A trough is 6 feet long and has ends that are isosceles triangles that are 1 foot high and 3.5 feet wide. If the trough is being filled at a rate of 9 cubic feet per minute, how fast is the height of the water increaseing when the height is 5 inches?
using similar triangles, we see that when the water is of height h, the width of the cross-section is
w = 3.5h
So, the volume of water at height h is
v = 1/2 6*h(3.5h) = 10.5h^2
so, we have
dv/dt = 21h dh/dt
Now just plug in your numbers and solve for dh/dt
To find the rate at which the height of the water in the trough is increasing, we can use related rates. Let's denote the height of the water in the trough as "h" (in feet) at any given time "t" (in minutes).
We are given that the trough is being filled at a rate of 9 cubic feet per minute, which means the volume of water in the trough is increasing at a rate of 9 cubic feet per minute.
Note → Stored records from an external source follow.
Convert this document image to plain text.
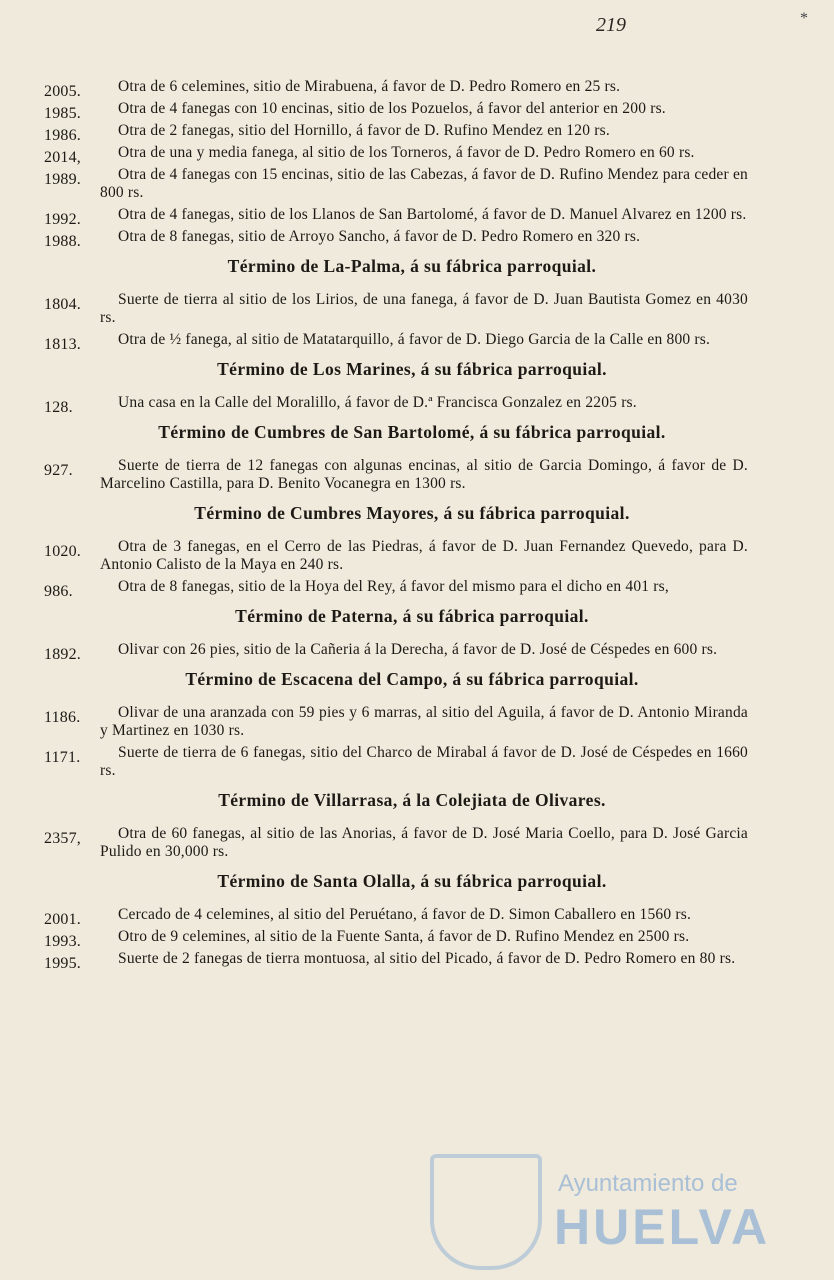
219	*
2005.	Otra de 6 celemines, sitio de Mirabuena, á favor de D. Pedro Romero en 25 rs.
1985.	Otra de 4 fanegas con 10 encinas, sitio de los Pozuelos, á favor del anterior en 200 rs.
1986.	Otra de 2 fanegas, sitio del Hornillo, á favor de D. Rufino Mendez en 120 rs.
2014,	Otra de una y media fanega, al sitio de los Torneros, á favor de D. Pedro Romero en 60 rs.
1989.	Otra de 4 fanegas con 15 encinas, sitio de las Cabezas, á favor de D. Rufino Mendez para ceder en 800 rs.
1992.	Otra de 4 fanegas, sitio de los Llanos de San Bartolomé, á favor de D. Manuel Alvarez en 1200 rs.
1988.	Otra de 8 fanegas, sitio de Arroyo Sancho, á favor de D. Pedro Romero en 320 rs.
Término de La-Palma, á su fábrica parroquial.
1804.	Suerte de tierra al sitio de los Lirios, de una fanega, á favor de D. Juan Bautista Gomez en 4030 rs.
1813.	Otra de ½ fanega, al sitio de Matatarquillo, á favor de D. Diego Garcia de la Calle en 800 rs.
Término de Los Marines, á su fábrica parroquial.
128.	Una casa en la Calle del Moralillo, á favor de D.ª Francisca Gonzalez en 2205 rs.
Término de Cumbres de San Bartolomé, á su fábrica parroquial.
927.	Suerte de tierra de 12 fanegas con algunas encinas, al sitio de Garcia Domingo, á favor de D. Marcelino Castilla, para D. Benito Vocanegra en 1300 rs.
Término de Cumbres Mayores, á su fábrica parroquial.
1020.	Otra de 3 fanegas, en el Cerro de las Piedras, á favor de D. Juan Fernandez Quevedo, para D. Antonio Calisto de la Maya en 240 rs.
986.	Otra de 8 fanegas, sitio de la Hoya del Rey, á favor del mismo para el dicho en 401 rs,
Término de Paterna, á su fábrica parroquial.
1892.	Olivar con 26 pies, sitio de la Cañeria á la Derecha, á favor de D. José de Céspedes en 600 rs.
Término de Escacena del Campo, á su fábrica parroquial.
1186.	Olivar de una aranzada con 59 pies y 6 marras, al sitio del Aguila, á favor de D. Antonio Miranda y Martinez en 1030 rs.
1171.	Suerte de tierra de 6 fanegas, sitio del Charco de Mirabal á favor de D. José de Céspedes en 1660 rs.
Término de Villarrasa, á la Colejiata de Olivares.
2357,	Otra de 60 fanegas, al sitio de las Anorias, á favor de D. José Maria Coello, para D. José Garcia Pulido en 30,000 rs.
Término de Santa Olalla, á su fábrica parroquial.
2001.	Cercado de 4 celemines, al sitio del Peruétano, á favor de D. Simon Caballero en 1560 rs.
1993.	Otro de 9 celemines, al sitio de la Fuente Santa, á favor de D. Rufino Mendez en 2500 rs.
1995.	Suerte de 2 fanegas de tierra montuosa, al sitio del Picado, á favor de D. Pedro Romero en 80 rs.
Ayuntamiento de
HUELVA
Since the trough has the shape of an isosceles triangle, we can use the formula for the volume of a triangular prism:
V = (1/2) * b * h * L
Where:
V = volume in cubic feet
b = base width of the triangle (3.5 feet)
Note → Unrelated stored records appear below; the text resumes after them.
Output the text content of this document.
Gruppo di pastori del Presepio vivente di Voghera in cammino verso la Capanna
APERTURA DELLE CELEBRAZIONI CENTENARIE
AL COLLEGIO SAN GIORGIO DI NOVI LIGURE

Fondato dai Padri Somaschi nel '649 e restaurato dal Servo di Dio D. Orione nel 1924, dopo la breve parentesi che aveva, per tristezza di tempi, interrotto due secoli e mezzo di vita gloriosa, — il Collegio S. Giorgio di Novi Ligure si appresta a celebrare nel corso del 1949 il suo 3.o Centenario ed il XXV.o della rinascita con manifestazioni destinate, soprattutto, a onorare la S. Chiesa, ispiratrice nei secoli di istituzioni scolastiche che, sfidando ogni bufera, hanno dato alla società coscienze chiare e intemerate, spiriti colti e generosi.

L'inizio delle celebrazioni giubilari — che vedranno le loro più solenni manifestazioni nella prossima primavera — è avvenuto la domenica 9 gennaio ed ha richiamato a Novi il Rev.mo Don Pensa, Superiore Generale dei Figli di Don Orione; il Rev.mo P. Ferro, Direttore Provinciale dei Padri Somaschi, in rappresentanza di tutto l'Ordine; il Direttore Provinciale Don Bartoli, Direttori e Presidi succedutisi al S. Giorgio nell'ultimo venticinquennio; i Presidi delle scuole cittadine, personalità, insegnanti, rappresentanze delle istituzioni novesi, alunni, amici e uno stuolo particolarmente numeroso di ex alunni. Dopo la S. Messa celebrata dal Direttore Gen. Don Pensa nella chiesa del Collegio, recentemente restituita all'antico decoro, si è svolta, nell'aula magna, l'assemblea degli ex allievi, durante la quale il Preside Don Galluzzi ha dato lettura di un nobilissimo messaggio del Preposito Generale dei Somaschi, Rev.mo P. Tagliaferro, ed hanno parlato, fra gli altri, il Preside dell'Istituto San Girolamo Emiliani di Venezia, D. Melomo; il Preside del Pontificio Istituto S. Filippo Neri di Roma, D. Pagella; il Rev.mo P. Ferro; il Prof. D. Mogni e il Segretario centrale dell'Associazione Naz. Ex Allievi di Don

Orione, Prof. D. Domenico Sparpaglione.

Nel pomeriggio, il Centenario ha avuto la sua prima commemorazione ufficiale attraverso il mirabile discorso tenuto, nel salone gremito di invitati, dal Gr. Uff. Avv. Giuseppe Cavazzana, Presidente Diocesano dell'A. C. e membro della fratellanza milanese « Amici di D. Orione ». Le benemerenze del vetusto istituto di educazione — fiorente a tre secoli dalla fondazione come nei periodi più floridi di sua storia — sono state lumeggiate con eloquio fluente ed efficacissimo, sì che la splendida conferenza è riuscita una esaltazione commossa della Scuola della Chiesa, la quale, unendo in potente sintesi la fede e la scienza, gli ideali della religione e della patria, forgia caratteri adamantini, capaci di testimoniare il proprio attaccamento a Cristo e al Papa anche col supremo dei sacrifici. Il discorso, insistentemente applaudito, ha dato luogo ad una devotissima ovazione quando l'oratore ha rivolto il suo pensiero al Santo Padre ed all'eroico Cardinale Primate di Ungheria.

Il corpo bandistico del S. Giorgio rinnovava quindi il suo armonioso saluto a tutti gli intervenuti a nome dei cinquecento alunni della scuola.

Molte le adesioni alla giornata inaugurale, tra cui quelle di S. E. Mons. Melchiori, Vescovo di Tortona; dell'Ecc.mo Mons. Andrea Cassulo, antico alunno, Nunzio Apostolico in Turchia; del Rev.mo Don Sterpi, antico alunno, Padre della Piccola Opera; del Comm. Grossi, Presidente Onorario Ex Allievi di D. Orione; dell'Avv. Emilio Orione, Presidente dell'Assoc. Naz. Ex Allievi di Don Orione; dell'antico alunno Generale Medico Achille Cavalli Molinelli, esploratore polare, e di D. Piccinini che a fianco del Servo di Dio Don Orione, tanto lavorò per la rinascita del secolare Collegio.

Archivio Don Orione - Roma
h = height of the triangle (1 foot)
L = length of the trough (6 feet)
We can express the volume "V" as a function of time "t":
V(t) = (1/2) * b * h(t) * L
To find dh/dt, the rate at which the height of the water in the trough is increasing with respect to time, we differentiate both sides of the equation with respect to time:
dV/dt = (1/2) * b * d(h(t))/dt * L
Given that dV/dt = 9 cubic feet per minute and the values of b and L are constant, we can solve for d(h(t))/dt:
9 = (1/2) * 3.5 * d(h(t))/dt * 6
Simplifying the equation:
9 = 10.5 * d(h(t))/dt
Now, we can solve for d(h(t))/dt, the rate at which the height of the water in the trough is increasing:
d(h(t))/dt = 9 / 10.5
d(h(t))/dt = 0.8571 feet per minute
Since we are interested in the rate of change of the height in inches per minute when the height is 5 inches, we need to convert the units:
0.8571 feet per minute * 12 inches per foot = 10.2857 inches per minute
Therefore, when the height of the water is 5 inches, the rate at which the height is increasing is approximately 10.2857 inches per minute.